Surveys diverge on stickability of UK BEVs

Less than one-in-10 BEV drivers considering going back to ICE is consistent. But BEV back to hybrid may be an issue

Surveys diverge on stickability of UK BEVs
Two surveys, but different levels of wavering on the choice of having gone BEV 

Two recent surveys of UK BEV drivers have produced a remarkably similar number for UK drivers who have chosen BEV, but would consider going back to ICE. But one of them suggests that an appetite to switch from BEV to hybrid might be more prevalent.

Only 9pc of respondents in a poll carried out by Tusker, a company car and salary sacrifice car rental firm, said they would go back to driving a petrol or diesel car and 91pc of existing BEV drivers are either very satisfied or satisfied with driving an electric car.

And this exactly matches a finding by market research agency Biznography — albeit in a smaller survey covering only just over 100 BEV drivers — that also saw just 9pc of BEV drivers considering going petrol or diesel as their next car.

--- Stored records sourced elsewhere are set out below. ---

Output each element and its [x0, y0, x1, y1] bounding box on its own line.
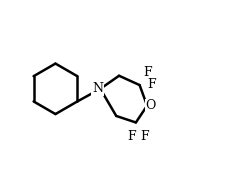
Text: N: N: [92, 82, 103, 95]
Text: F: F: [147, 78, 156, 91]
Text: F: F: [140, 130, 148, 143]
Text: F: F: [144, 66, 152, 79]
Text: F: F: [127, 130, 135, 143]
Text: O: O: [145, 99, 156, 112]
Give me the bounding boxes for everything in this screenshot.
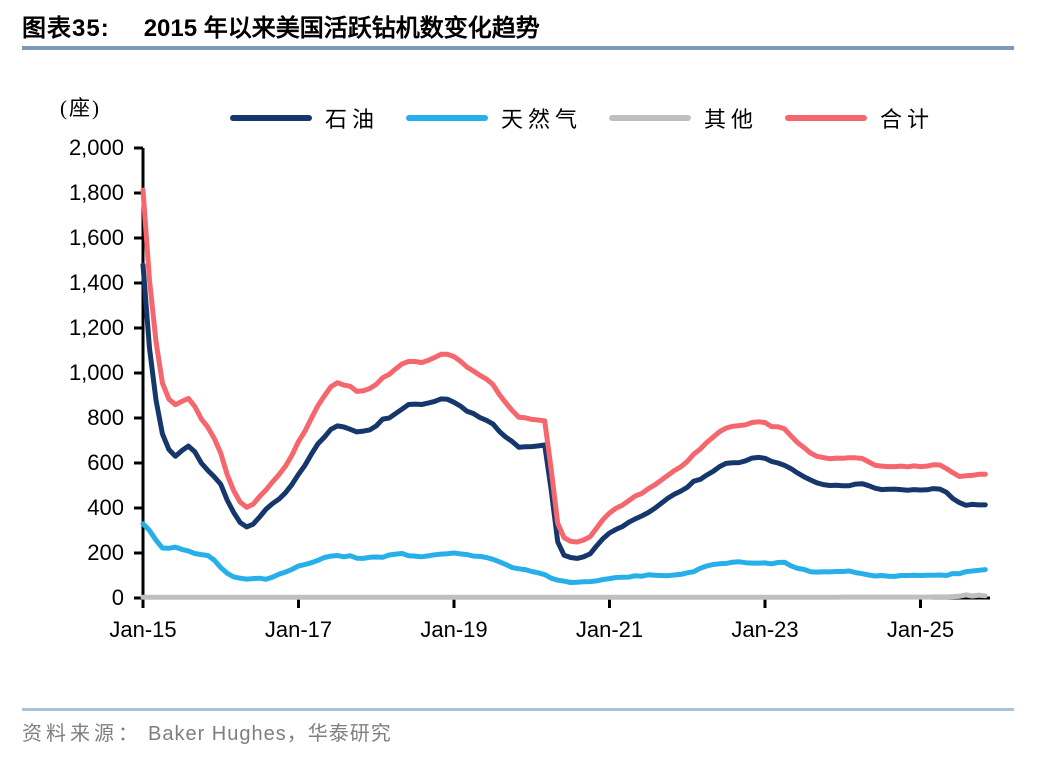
y-tick-label: 2,000: [68, 135, 124, 160]
series-line-oil: [140, 262, 988, 561]
footer-divider: [22, 708, 1014, 711]
legend-label-total: 合计: [880, 107, 935, 132]
series-line-other: [140, 592, 988, 600]
x-tick-label: Jan-17: [264, 617, 333, 642]
x-tick-label: Jan-19: [420, 617, 488, 642]
legend-item-oil: 石油: [230, 102, 379, 134]
figure-caption-label: 图表35:: [22, 15, 110, 42]
legend-swatch-oil: [230, 115, 312, 121]
x-tick-label: Jan-25: [886, 617, 955, 642]
legend-swatch-other: [609, 115, 692, 121]
title-divider: [22, 46, 1014, 50]
y-tick-label: 800: [87, 405, 124, 430]
y-tick-label: 0: [111, 585, 124, 610]
source-label: 资料来源：: [22, 723, 142, 745]
legend-label-gas: 天然气: [501, 107, 583, 132]
x-tick-label: Jan-21: [575, 617, 644, 642]
x-tick-label: Jan-15: [109, 617, 177, 642]
y-axis-unit-label: (座): [60, 96, 101, 120]
legend-item-other: 其他: [609, 102, 758, 134]
source-text: Baker Hughes，华泰研究: [148, 723, 392, 745]
legend-swatch-gas: [406, 115, 489, 121]
chart-legend: 石油 天然气 其他 合计: [230, 102, 961, 134]
y-tick-label: 1,000: [68, 360, 124, 385]
legend-label-other: 其他: [704, 107, 759, 132]
y-tick-label: 1,400: [68, 270, 124, 295]
legend-label-oil: 石油: [325, 107, 380, 132]
legend-item-total: 合计: [785, 102, 934, 134]
y-tick-label: 1,200: [68, 315, 124, 340]
y-tick-label: 600: [87, 450, 124, 475]
x-tick-label: Jan-23: [731, 617, 799, 642]
y-tick-label: 1,800: [68, 180, 124, 205]
series-line-total: [140, 187, 988, 545]
source-note: 资料来源： Baker Hughes，华泰研究: [22, 717, 392, 746]
series-line-gas: [140, 521, 988, 585]
legend-swatch-total: [785, 115, 868, 121]
y-tick-label: 1,600: [68, 225, 124, 250]
y-tick-label: 400: [87, 495, 124, 520]
legend-item-gas: 天然气: [406, 102, 582, 134]
figure-title: 2015 年以来美国活跃钻机数变化趋势: [143, 15, 540, 42]
y-tick-label: 200: [87, 540, 124, 565]
figure-title-row: 图表35: 2015 年以来美国活跃钻机数变化趋势: [22, 8, 540, 43]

But the latter also flagged that an additional two in 10 BEV drivers might push back from fully electric and opt next for a PHEV (15pc) or HEV (6pc).

Charger woes

Charging represents a major stumbling block in both surveys. Those considering a BEV-to-hybrid switch “mention charging issues at a much higher level than those who would stick with pure BEV”, Biznography finds. In the Tusker survey, 80pc of those who said they will not choose an EV as their next car highlighted their concerns about the charging infrastructure.

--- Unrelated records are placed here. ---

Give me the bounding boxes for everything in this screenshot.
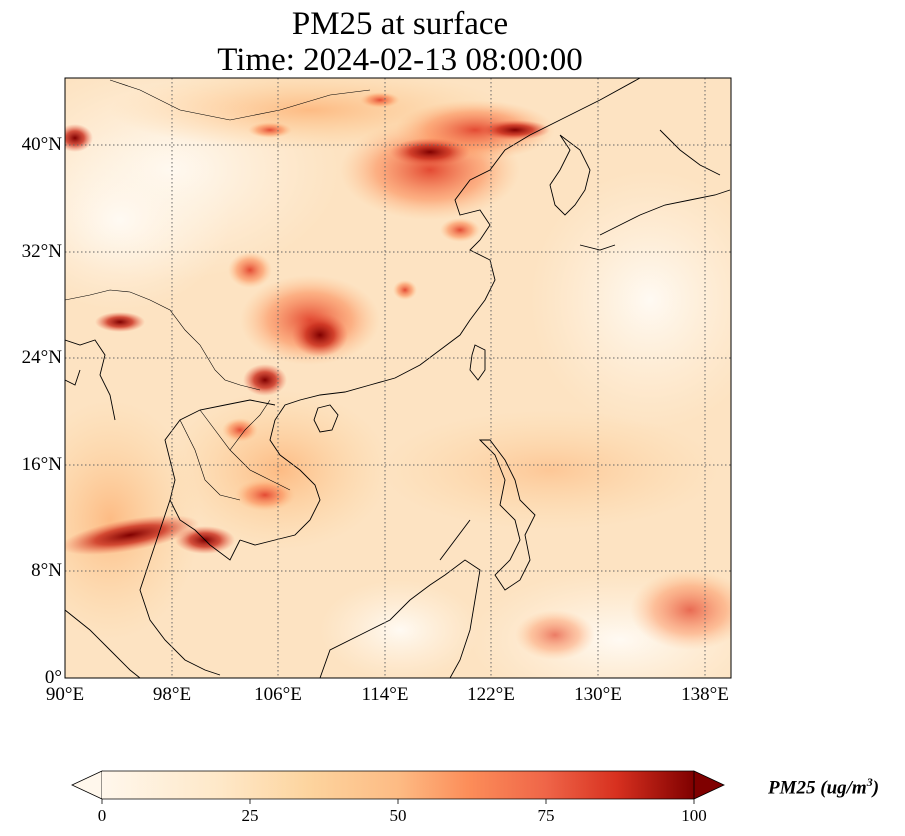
map-time: Time: 2024-02-13 08:00:00 [217,42,583,78]
gridlines [65,78,731,678]
colorbar-label-0: 0 [97,806,107,825]
pm25-field [65,78,731,678]
colorbar-extend-min [71,770,103,800]
colorbar-title-exponent: 3 [866,775,873,789]
colorbar-extend-max [693,770,725,800]
colorbar-title-close: ) [872,777,880,799]
colorbar-title: PM25 (ug/m3) [768,775,879,799]
lat-label-0: 0° [44,667,62,688]
lat-label-32n: 32°N [21,241,62,262]
lon-label-138e: 138°E [681,684,729,705]
lon-label-122e: 122°E [467,684,515,705]
lon-label-114e: 114°E [361,684,409,705]
colorbar-label-50: 50 [389,806,407,825]
lat-label-40n: 40°N [21,134,62,155]
coastlines [65,78,731,678]
lat-label-24n: 24°N [21,347,62,368]
colorbar-bar [102,771,694,799]
lat-label-16n: 16°N [21,454,62,475]
lon-label-106e: 106°E [254,684,302,705]
colorbar-title-text: PM25 (ug/m [768,777,867,799]
map-frame [64,77,732,679]
colorbar-label-75: 75 [537,806,555,825]
colorbar-label-100: 100 [681,806,707,825]
colorbar [71,770,725,804]
lon-label-130e: 130°E [574,684,622,705]
lon-label-98e: 98°E [152,684,192,705]
lat-label-8n: 8°N [31,560,62,581]
map-title: PM25 at surface [291,6,509,42]
lon-label-90e: 90°E [45,684,85,705]
colorbar-label-25: 25 [241,806,259,825]
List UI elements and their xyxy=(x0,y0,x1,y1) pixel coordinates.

Both polls finds that the BEV-owning population remains dominated by those that can charge at home — 81pc of Tusker respondents and 83pc of those asked by Biznography.

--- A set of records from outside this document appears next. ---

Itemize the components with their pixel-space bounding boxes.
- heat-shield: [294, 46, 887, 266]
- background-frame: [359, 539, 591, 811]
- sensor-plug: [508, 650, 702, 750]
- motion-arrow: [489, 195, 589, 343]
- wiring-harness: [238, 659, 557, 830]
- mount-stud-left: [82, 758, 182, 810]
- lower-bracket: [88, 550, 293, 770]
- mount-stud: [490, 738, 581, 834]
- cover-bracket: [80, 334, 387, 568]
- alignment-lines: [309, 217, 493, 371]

Over 75pc of the BEV drivers Tusker surveyed only use public charging once a month or less. Biznography does not have a comparable figure, but it does find that 75pc of its BEV-driving respondent use at-home charging as a primary charging mode.

Nonetheless, of Tusker’s BEV owners, 61pc would still like to see more public chargers (second only to 65pc who want more range from their vehicles, which plays to a similar concern). On every metric of poor experience at public chargers — finding an available charger and delayed journeys because of that, broken chargers, chargers that felt unsafe, app issues or running out of juice entirely — Biznography’s 30pc of BEV waverers have been more exposed than the 70pc sticking with BEV.

Even the 21pc of Biznography respondents who are considering BEV as their next vehicle cite range anxiety and charging speed as remaining concerns, albeit not deal breakers. For an additional 39pc who would be prepared to consider BEV but not likely to be their next choice, they are “unconvinced of the practicality of [B]EVs” and range anxiety and charging speed are active barriers, as well as concerns over the quality and acquisition cost of current BEV options.

Some of this is perception, rather than reality. Tusker finds that only 9pc of this petrol-driving population drive more than 200 miles per week, and only 6pc make a journey of over 100 miles at least weekly. The average range of a BEV in the UK is over 219 miles, Tusker says.

Of the BEV drivers it polled, 76pc confirmed they got over 150 miles per charge — enough to cover the weekly mileage of 77pc of the petrol drivers polled — by only charging once a week. And, even among petrol drivers, 58pc had noticed more public charging points appearing over the last year.